Expression of c-fos in the Hippocampus Following Mild and Moderate Fluid Percussion Brain Injury

Abstract

An oncoprotein mediator of gene expression, c-fos, was evaluated in the central fluid percussion model of traumatic brain injury (TBI). Since hippocampal CA1 neurons are particularly vulnerable to TBI, we hypothesized that TBI may produce pathobiologic changes in CA1, in part, by alterations in gene expression through c-fos. Sprague-Dawley rats were subjected to mild (1.0 atm) or moderate (2.1 atm) fluid percussion TBI or sham injury. At 15 min, 1 h, and 24 h after injury (or sham injury), sections from middorsal hippocampus were immunostained with antibodies to c-fos, and c-fos-positive CA1 neurons were counted. As predicted, c-fos was localized in the nuclei of CA1 pyramidal neurons. However, the intensity of label was not equal over all CA1 neurons.
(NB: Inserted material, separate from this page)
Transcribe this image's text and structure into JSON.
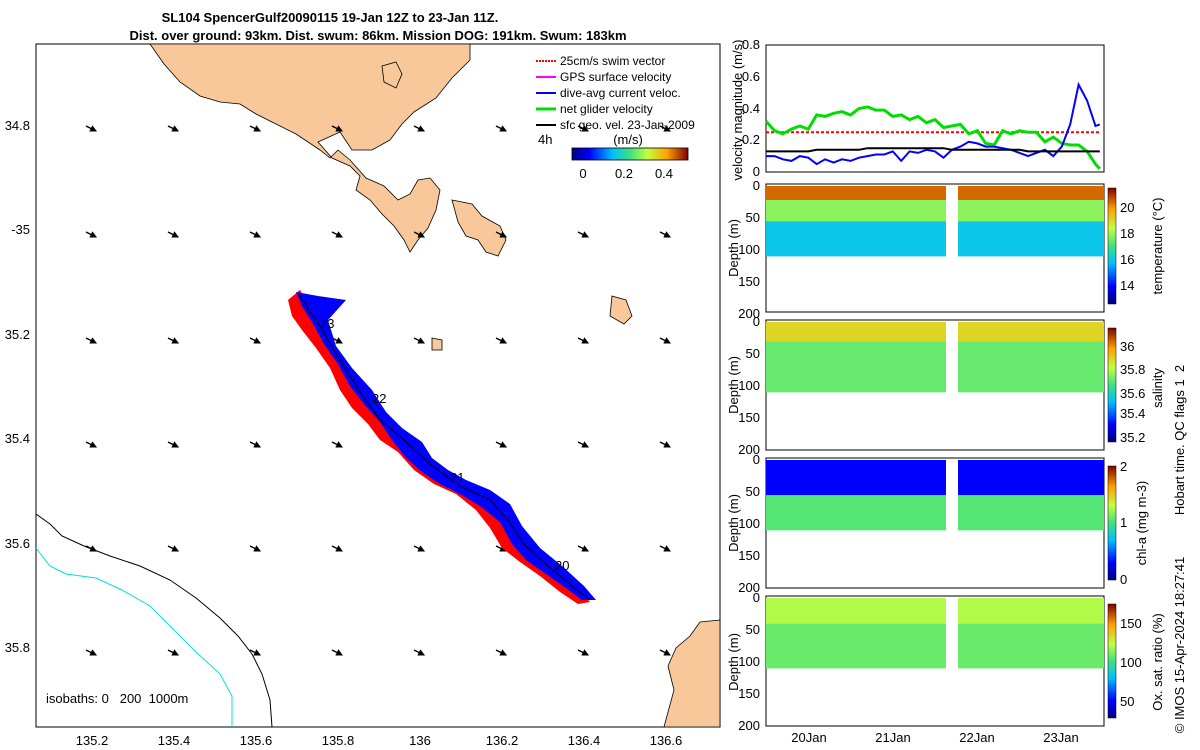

Cells with high-intensity c-fos label were more prevalent after mild TBI. The number of c-fos-labeled CA1 neurons was increased at 15 min after both mild and moderate TBI relative to paired sham controls. Counts of c-fos-positive neurons remained significantly elevated at 1 h postinjury only after mild TBI. By 24 h postinjury, the number of c-fos-positive cells at both injury levels was not different from sham controls. No difference was observed between the number of c-fos-positive cells in naive and sham controls. However, label intensity was slightly less in the naive cases. These results suggest that the pathobiologic changes at early intervals following mild or moderate TBI may involve c-fos alteration of gene expression and that c-fos expression may be differentially regulated as a function of injury level.